Jeremy Beren/Scottsdale Chronicle
San Francisco-based metal group Deafheaven stormed downtown Phoenix on Wednesday night, playing a mighty 80-minute set at a packed Crescent Ballroom as part of their “New Bermuda” tour.
Released Oct. 2, “New Bermuda” is the quintet’s third album, following their critically-acclaimed 2013 effort “Sunbather.” Deafheaven’s Phoenix show served as one of the final dates on the tour, which goes international early next year. However, the group’s energetic, thunderous set (which included a complete performance of the five-song, 46-minute “New Bermuda”) did not leave one thinking they were mailing it in after a long run of shows. Quite the opposite, actually.
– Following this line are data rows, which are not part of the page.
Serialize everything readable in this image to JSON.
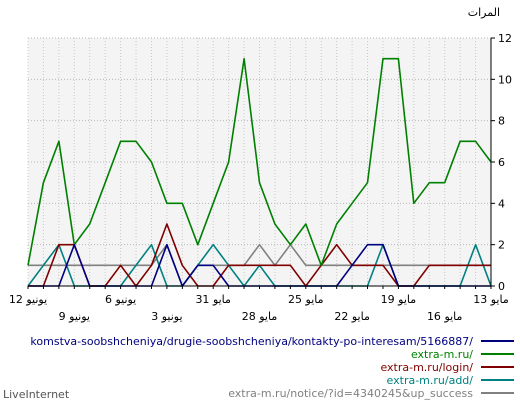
{
  "chart_data": {
    "type": "line",
    "ylabel": "المرات",
    "ylim": [
      0,
      12
    ],
    "yticks": [
      0,
      2,
      4,
      6,
      8,
      10,
      12
    ],
    "grid": true,
    "legend_placement": "bottom",
    "x": [
      "13 مايو",
      "14 مايو",
      "15 مايو",
      "16 مايو",
      "17 مايو",
      "18 مايو",
      "19 مايو",
      "20 مايو",
      "21 مايو",
      "22 مايو",
      "23 مايو",
      "24 مايو",
      "25 مايو",
      "26 مايو",
      "27 مايو",
      "28 مايو",
      "29 مايو",
      "30 مايو",
      "31 مايو",
      "1 يونيو",
      "2 يونيو",
      "3 يونيو",
      "4 يونيو",
      "5 يونيو",
      "6 يونيو",
      "7 يونيو",
      "8 يونيو",
      "9 يونيو",
      "10 يونيو",
      "11 يونيو",
      "12 يونيو"
    ],
    "xticks_upper": [
      {
        "index": 0,
        "label": "13 مايو"
      },
      {
        "index": 6,
        "label": "19 مايو"
      },
      {
        "index": 12,
        "label": "25 مايو"
      },
      {
        "index": 18,
        "label": "31 مايو"
      },
      {
        "index": 24,
        "label": "6 يونيو"
      },
      {
        "index": 30,
        "label": "12 يونيو"
      }
    ],
    "xticks_lower": [
      {
        "index": 3,
        "label": "16 مايو"
      },
      {
        "index": 9,
        "label": "22 مايو"
      },
      {
        "index": 15,
        "label": "28 مايو"
      },
      {
        "index": 21,
        "label": "3 يونيو"
      },
      {
        "index": 27,
        "label": "9 يونيو"
      }
    ],
    "series": [
      {
        "name": "komstva-soobshcheniya/drugie-soobshcheniya/kontakty-po-interesam/5166887/",
        "color": "#000080",
        "values": [
          0,
          0,
          0,
          0,
          0,
          0,
          0,
          2,
          2,
          1,
          0,
          0,
          0,
          0,
          0,
          0,
          0,
          0,
          1,
          1,
          0,
          2,
          0,
          0,
          0,
          0,
          0,
          2,
          0,
          0,
          0
        ]
      },
      {
        "name": "extra-m.ru/",
        "color": "#008000",
        "values": [
          6,
          7,
          7,
          5,
          5,
          4,
          11,
          11,
          5,
          4,
          3,
          1,
          3,
          2,
          3,
          5,
          11,
          6,
          4,
          2,
          4,
          4,
          6,
          7,
          7,
          5,
          3,
          2,
          7,
          5,
          1
        ]
      },
      {
        "name": "extra-m.ru/login/",
        "color": "#800000",
        "values": [
          1,
          1,
          1,
          1,
          1,
          0,
          0,
          1,
          1,
          1,
          2,
          1,
          0,
          1,
          1,
          1,
          1,
          1,
          0,
          0,
          1,
          3,
          1,
          0,
          1,
          0,
          0,
          2,
          2,
          0,
          0
        ]
      },
      {
        "name": "extra-m.ru/add/",
        "color": "#008080",
        "values": [
          0,
          2,
          0,
          0,
          0,
          0,
          0,
          2,
          0,
          0,
          0,
          0,
          0,
          0,
          0,
          1,
          0,
          1,
          2,
          1,
          0,
          0,
          2,
          1,
          0,
          0,
          0,
          0,
          2,
          1,
          0
        ]
      },
      {
        "name": "extra-m.ru/notice/?id=4340245&up_success",
        "color": "#808080",
        "values": [
          1,
          1,
          1,
          1,
          1,
          1,
          1,
          1,
          1,
          1,
          1,
          1,
          1,
          2,
          1,
          2,
          1,
          1,
          1,
          1,
          0,
          2,
          1,
          1,
          1,
          1,
          1,
          1,
          1,
          1,
          1
        ]
      }
    ]
  },
  "footer": {
    "brand": "LiveInternet"
  }
}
The quintet’s music – an entrancing combination of black metal and shoegaze elements, pierced by vocalist George Clarke’s screaming – pummeled its audience with intensity, power and sheer volume. Drummer Daniel Tracy authoritatively maintained control over the rhythm, seamlessly and masterfully changing tempos. Lead guitarist Kerry McCoy’s skillful playing shifted between rapid-fire shredding (such as on “Luna”) and gentle, textured washes (e.g. “Come Back”). McCoy moved very little over the course of the performance, but his dynamism elicited an emotional response from the audience – albeit in a much different fashion from vocalist Clarke.
Speaking of Clarke, it was he who stole the show. Clad in a collared black shirt, black dress pants and sharp black dress shoes, he stood in stark contrast to McCoy – and the other band members, really – by refusing to stand still. From the minute he walked on stage, Clarke urged the audience to move closer to the stage (occasionally using colorful language) and thus form a mosh pit. While performing, Clarke would violently headbang, dance around during instrumental passages and even spit up on the stage. He constantly reached out and grabbed the hands and arms of audience members, clutching them as if his life depended on it. This remarkably intense, passionate response to the musical stimulus underlined his own contributions to the performance: high-pitched, unyielding shrieks consistent with the group’s black metal side. McCoy and Shiv Mehra’s bludgeoning guitar work found itself mixed more prominently than Clarke’s yelping, but standing directly in front of the stage offered the chance to hear his thematically-varied raging in a somewhat clear manner.
By the time a sweat-soaked Clarke leaped off the stage during fan-favorite “Dream House,” Deafheaven had consolidated their reputation as one of metal’s fastest-rising acts to an exhausted yet adoring crowd in downtown Phoenix.